Interpretive Summary: Soil erosion has a detrimental impact on land productivity and environment. Slope length and steepness are important factors influencing soil erosion. On strip cropped fields, sediment redistributed along slopes by erosion and deposition may change slope steepness over time and thus affect subsequent soil erosion. However, current erosion prediction models do not address this issue. To fix this, we wrote a computer program to update the slope description for the Water Erosion Prediction Project (WEPP) erosion model that reflects predicted detachment and deposition. We found that updating the slope profile reduced erosion prediction by 25% during the last half of a 8-yr simulation period of a cropped field with three 1.5-m grass strips that initially had a 7% slope, 80-m long. We concluded that slope profile changes can have a significant impact on future soil erosion and that long-term conservation planning will be improved by using our tool to account for these changes.
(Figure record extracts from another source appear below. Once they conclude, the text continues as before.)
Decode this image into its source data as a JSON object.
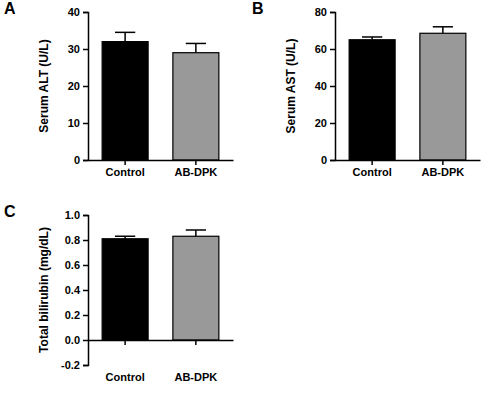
{
  "chart_data": [
    {
      "type": "bar",
      "title": "A",
      "y_label": "Serum ALT (U/L)",
      "categories": [
        "Control",
        "AB-DPK"
      ],
      "values": [
        32,
        29
      ],
      "errors": [
        2.5,
        2.5
      ],
      "colors": [
        "#000000",
        "#999999"
      ],
      "ylim": [
        0,
        40
      ],
      "yticks": [
        0,
        10,
        20,
        30,
        40
      ]
    },
    {
      "type": "bar",
      "title": "B",
      "y_label": "Serum AST (U/L)",
      "categories": [
        "Control",
        "AB-DPK"
      ],
      "values": [
        65,
        68.5
      ],
      "errors": [
        1.5,
        3.5
      ],
      "colors": [
        "#000000",
        "#999999"
      ],
      "ylim": [
        0,
        80
      ],
      "yticks": [
        0,
        20,
        40,
        60,
        80
      ]
    },
    {
      "type": "bar",
      "title": "C",
      "y_label": "Total bilirubin (mg/dL)",
      "categories": [
        "Control",
        "AB-DPK"
      ],
      "values": [
        0.81,
        0.83
      ],
      "errors": [
        0.02,
        0.05
      ],
      "colors": [
        "#000000",
        "#999999"
      ],
      "ylim": [
        -0.2,
        1.0
      ],
      "yticks": [
        -0.2,
        {
          "value": 0,
          "label": "0.0"
        },
        0.2,
        0.4,
        0.6,
        0.8,
        {
          "value": 1,
          "label": "1.0"
        }
      ]
    }
  ]
}
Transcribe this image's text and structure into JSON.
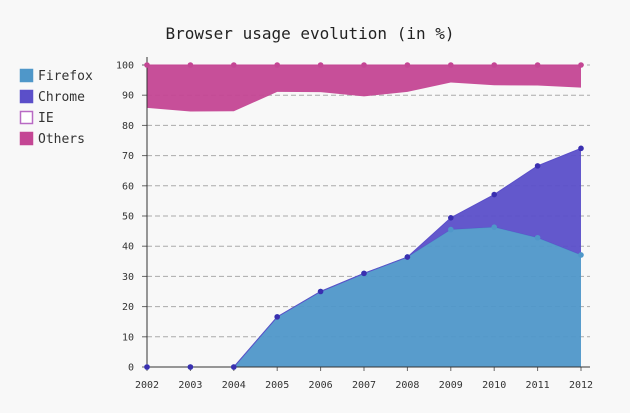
{
  "chart_data": {
    "type": "area",
    "title": "Browser usage evolution (in %)",
    "xlabel": "",
    "ylabel": "",
    "x": [
      "2002",
      "2003",
      "2004",
      "2005",
      "2006",
      "2007",
      "2008",
      "2009",
      "2010",
      "2011",
      "2012"
    ],
    "ylim": [
      0,
      100
    ],
    "yticks": [
      0,
      10,
      20,
      30,
      40,
      50,
      60,
      70,
      80,
      90,
      100
    ],
    "stacked": true,
    "grid": true,
    "legend_position": "left",
    "series": [
      {
        "name": "Firefox",
        "color": "#4f97c9",
        "values": [
          0,
          0,
          0,
          16.6,
          25,
          31,
          36.4,
          45.5,
          46.3,
          42.8,
          37.1
        ]
      },
      {
        "name": "Chrome",
        "color": "#5b4fc9",
        "values": [
          0,
          0,
          0,
          0,
          0,
          0,
          0,
          3.9,
          10.8,
          23.8,
          35.3
        ]
      },
      {
        "name": "IE",
        "color": "#b86ac4",
        "values": [
          85.8,
          84.6,
          84.7,
          74.5,
          66,
          58.6,
          54.7,
          44.8,
          36.2,
          26.6,
          20.1
        ]
      },
      {
        "name": "Others",
        "color": "#c44694",
        "values": [
          14.2,
          15.4,
          15.3,
          8.9,
          9,
          10.4,
          8.9,
          5.8,
          6.7,
          6.8,
          7.5
        ]
      }
    ]
  }
}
Technical Abstract: The Water Erosion Prediction Project (WEPP) is a process-based continuous simulation erosion prediction model. However, WEPP currently assumes a fixed soil surface topography, which does not change due to predicted detachment and/or deposition through a simulation period. While this approach might be satisfactory for slopes with uniform management, we hypothesized that long-term erosion predictions could be seriously altered by modifications of profiles having non-uniform slope, soil, and management properties. In this study, a computer program was written to update the input slope file for WEPP on a selected time. Currently, WEPP creates an output soil loss summary file that contains horizontal distance, elevation, erosion, and deposition at 100 points for each hillslope element. The slope updating program uses this output file as input. Sediment is redistributed above and in the grass hedges according to actual deposition patterns obtained by flume simulation and field survey observation. A new slope profile is then calculated based on the new elevations and exported to a file in a format which could be used directly by the WEPP model in subsequent erosion simulations. Results showed that updating slope profile for a uniform slope without grass hedge changed runoff and soil loss simulation only about 1%. However, for the slope with three grass hedges, updating slope file resulted in over 25% difference in erosion prediction during the last half of the simulation period. This demonstrates the need for profile updating for long term conservation planning on non-uniform slopes.